Curaleaf Completes Acquisition of Tryke Companies

 Curaleaf Holdings, Inc. (CSE: CURA) (OTCQX: CURLF) (“Curaleaf” or the “Company”), a leading international provider of consumer products in cannabis, today announced the completion of its previously announced acquisition of Tryke Companies (“Tryke”) (dba as Reef Dispensaries), a privately held vertically integrated, multi-state cannabis operator. With the close of the transaction, Curaleaf’s national footprint has reached 29 cultivation sites and 144 dispensaries nationwide.  

Boris Jordan, Founder and Executive Chairman of Curaleaf, stated, “We are pleased to welcome Tryke to the Curaleaf family as we expand our operations and bolster our competitive position in three key growth markets. This strategic transaction expands our U.S. presence and yields meaningful benefits for all of our stakeholders. The acquisition is immediately accretive to our EBITDA margins and free cash flow generation.”

Matt Darin, CEO of Curaleaf, said, “As we continue to unite the strength of our brands, products and cultivation channels to lead the industry, we’re excited to join forces with Tryke to deliver additional value for our customers and retailers in Arizona, Nevada and Utah. This deal represents a significant opportunity with strong long-term growth potential, and we are now strategically positioned us to accelerate our growth in the West.”
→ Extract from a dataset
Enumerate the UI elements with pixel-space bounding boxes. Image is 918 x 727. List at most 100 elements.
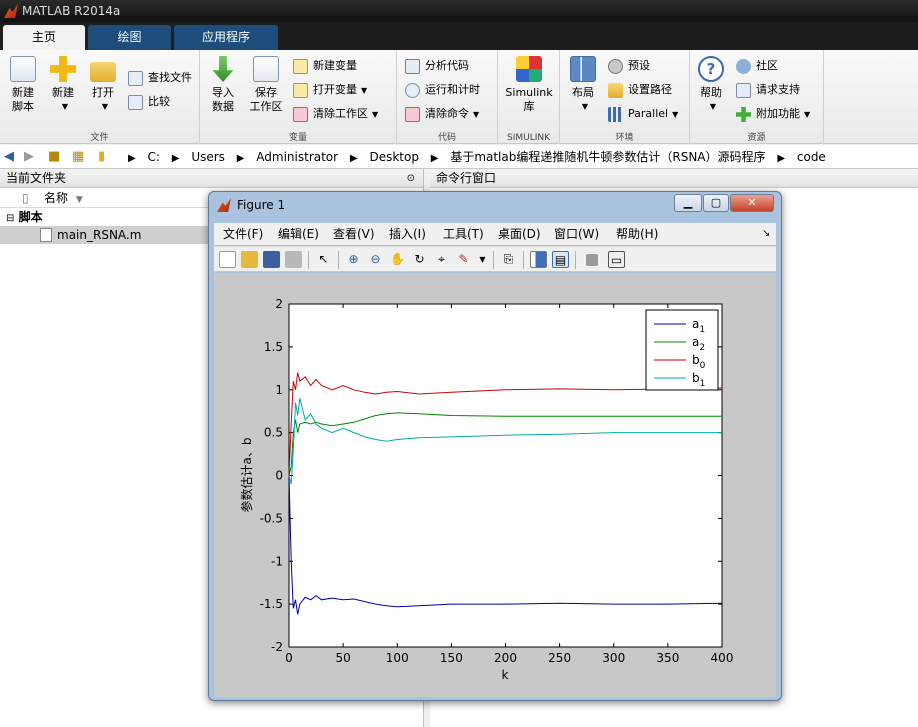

Tryke Companies Highlights: 

  • Four retail dispensaries in Las Vegas, Sparks, and Sun Valley, Nevada; two retail dispensaries in Phoenix, Arizona.
  • Expansive product offering including a wide variety of in-house and third-party flower, concentrates, vape cartridges, edibles, topicals and CBD products.
  • Extensive portfolio of processing licenses with 30,000 square feet of cultivation; capacity to expand to 80,000 square feet over the next three years.

Transaction Details: 

The transaction consideration includes an initial payment at closing of US$10 million in cash and 2.7 million shares, and additional cash and shares consideration of US$75 million and 16.5 million Subordinate Voting Shares, to be paid in three installments on the first, second and third anniversaries of the closing, for a total consideration of US$181 million. Contingent consideration of up to 1 million Subordinate Voting Shares may be paid in 2023 based on the business exceeding certain EBITDA targets for the year 2022.